SEZIONE SESTA CIVILE

SOTTOSEZIONE 2

Composta dagli Ill.mi Sigg.ri Magistrati:

Dott. LOMBARDO Luigi Giovanni – Presidente –

Dott. TEDESCO Giuseppe – rel. Consigliere –

Dott. SCARPA Anttonio – Consigliere –

Dott. BESSO MARCHEIS Chiara – Consigliere –

Dott. OLIVA Stefano – Consigliere –

ha pronunciato la seguente:

ORDINANZA

sul ricorso 1591-2021 proposto da:

M.L., elettivamente domiciliata in ROMA, VIA F. PAULUCCI DE’ CALBOLI 9, presso lo studio dell’avvocato PIERO SANDULLI, che lo rappresenta e difende;

– ricorrente-

contro

M.R., elettivamente domiciliato in ROMA, VIA A.

BAIAMONTI 10, presso lo studio dell’avvocato LUCA SEMPRONI, che lo rappresenta e difende unitamente all’avvocato BENEDETTA PALOMBO;

– controricorrente-

avverso la sentenza n. 3148/2020 della CORTE D’APPELLO di ROMA, depositata il 01/07/2020;

udita la relazione della causa svolta nella camera di consiglio del 26/11/2021 dal Consigliere Dott. TEDESCO GIUSEPPE.

FATTI DI CAUSA E RAGIONI DELLA DECISIONE

M.L. propone ricorso per cassazione sulla base di due motivi contro sentenza della Corte d’appello di Roma, che, nella causa derivante dalla successione del comune genitore M.G. (iniziata dal M.R. contro la sorella M.L.), ha riconosciuto che alcuni spostamenti di denaro, effettuati dal padre in favore della figlia M.L., costituivano donazioni di cui occorreva tenere conto nella ricostruzione dell’asse ereditario.

M.R. ha resistito con controricorso.

La causa è stata fissata dinanzi alla sesta sezione civile della Suprema Corte su conforme proposta del relatore di manifesta infondatezza del ricorso.

Il primo motivo è inammissibile. La Corte d’appello, una volta accertato che il trasferimento delle somme dal conto del de cuius a quella della figlia, ha riconosciuto, in assenza di prova di una specifica causa giustificativa dello spostamento patrimoniale, che esso costituiva donazione dal padre alla figlia; secondo Corte d’appello la circostanza che, sul conto della figlia, il padre avesse la delega ad operare non elideva il fatto che le somme fossero state acquisite dal titolare del conto di destinazione.
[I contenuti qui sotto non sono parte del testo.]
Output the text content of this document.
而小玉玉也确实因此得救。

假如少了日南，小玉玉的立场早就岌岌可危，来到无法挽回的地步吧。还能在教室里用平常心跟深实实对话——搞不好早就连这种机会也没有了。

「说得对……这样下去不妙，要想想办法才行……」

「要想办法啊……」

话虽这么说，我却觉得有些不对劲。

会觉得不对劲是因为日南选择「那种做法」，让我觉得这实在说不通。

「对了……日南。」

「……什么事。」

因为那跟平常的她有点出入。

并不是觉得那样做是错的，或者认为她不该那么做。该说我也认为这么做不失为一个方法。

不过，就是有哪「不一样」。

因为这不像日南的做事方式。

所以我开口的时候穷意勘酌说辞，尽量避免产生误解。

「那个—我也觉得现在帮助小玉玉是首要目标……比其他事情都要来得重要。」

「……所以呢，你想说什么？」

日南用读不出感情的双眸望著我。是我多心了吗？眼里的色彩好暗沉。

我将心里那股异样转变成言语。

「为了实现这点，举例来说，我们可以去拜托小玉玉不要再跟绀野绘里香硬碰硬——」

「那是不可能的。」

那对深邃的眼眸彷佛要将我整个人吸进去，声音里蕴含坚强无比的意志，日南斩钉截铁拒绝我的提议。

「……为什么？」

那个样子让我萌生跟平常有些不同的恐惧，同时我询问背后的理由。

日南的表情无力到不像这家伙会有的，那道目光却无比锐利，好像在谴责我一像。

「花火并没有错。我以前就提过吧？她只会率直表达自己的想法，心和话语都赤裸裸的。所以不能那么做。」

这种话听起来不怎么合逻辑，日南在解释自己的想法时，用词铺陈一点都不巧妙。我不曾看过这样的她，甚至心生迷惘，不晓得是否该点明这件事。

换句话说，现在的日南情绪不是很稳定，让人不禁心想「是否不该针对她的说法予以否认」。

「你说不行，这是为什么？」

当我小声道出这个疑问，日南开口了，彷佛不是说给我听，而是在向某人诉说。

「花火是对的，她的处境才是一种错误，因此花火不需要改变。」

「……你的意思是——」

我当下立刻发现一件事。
A tale ricostruzione, con il primo motivo, la ricorrente obietta che l’esistenza della delega voleva dire che il de cuius aveva conservato la possibilità di disporre dell’importo, che, perciò, non poteva essere considerato oggetto di donazione in favore della intestataria del conto. Si richiama in proposito la nozione di donazione indiretta, che e’, in questo caso, ravvisata nella esistenza della delega. Fatto è che la ricostruzione operata dalla Corte d’appello non rileva errori logici o giuridici. L’esistenza della delega, di per sé, non vuol dire che le somme non fossero definitivamente uscite dal patrimonio del de cuius, né vuol dire che il delegato potesse disporne liberamente, come se di trattasse di denaro proprio; né tanto meno l’esistenza delle delega può considerarsi quale donazione indiretta del titolare del conto in favore del soggetto delegato. E’ inammissibile anche il secondo motivo. La Corte d’appello ha ritenuto che, in presenza di un ordine di bonifico impartito dal de cuius in favore della figlia, sene potesse presumere l’esecuzione da parte della banca, pur in assenza di prova specifica dell’accredito. Essa ha posto l’accento sul fatto che le somme, oggetto dell’ordine di bonifico, erano presenti sul conto.

In tale ricostruzione, inammissibilmente, la ricorrente ravvisa una violazione dell’art. 2697 c.c., sotto il profilo dell’attribuzione dell’onere della prova a parte diversa da quella gravata. La corte di merito, infatti, non ha esentato dall’onere della prova la parte gravata, ma ha ritenuto che la prova fosse stata raggiunta. Il ragionamento presuntivo seguito dalla corte d’appello non incorre in alcun vizio logico, essendo pertanto incensurabile in questa sede.

Il ricorso, pertanto, deve essere dichiarato inammissibile, con addebito di spese.

Ci sono le condizioni per dare atto della sussistenza dei presupposti dell’obbligo del versamento, da parte della ricorrente, dell’ulteriore importo a titolo di contributo unificato pari a quello dovuto per la stessa impugnazione, se dovuto.

PQM

dichiara inammissibile il ricorso; condanna la ricorrente al pagamento, in favore del controricorrente, delle spese del giudizio di legittimità, che liquida in Euro 8.600,00 per compensi, oltre al rimborso delle spese forfetarie nella misura del 15%, agli esborsi liquidati in Euro 200,00, ed agli accessori di legge; ai sensi del D.P.R. n. 115 del 2002, art. 13, comma 1 quater, dà atto della sussistenza dei presupposti processuali per il versamento, da parte della ricorrente, dell’ulteriore importo a titolo di contributo unificato pari a quello dovuto per il ricorso, a norma dello stesso art. 13, comma 1-bis, se dovuto.

Così deciso in Roma, nella camera di consiglio della 6 – 2 Sezione civile della Corte suprema di cassazione, il 26 novembre 2021.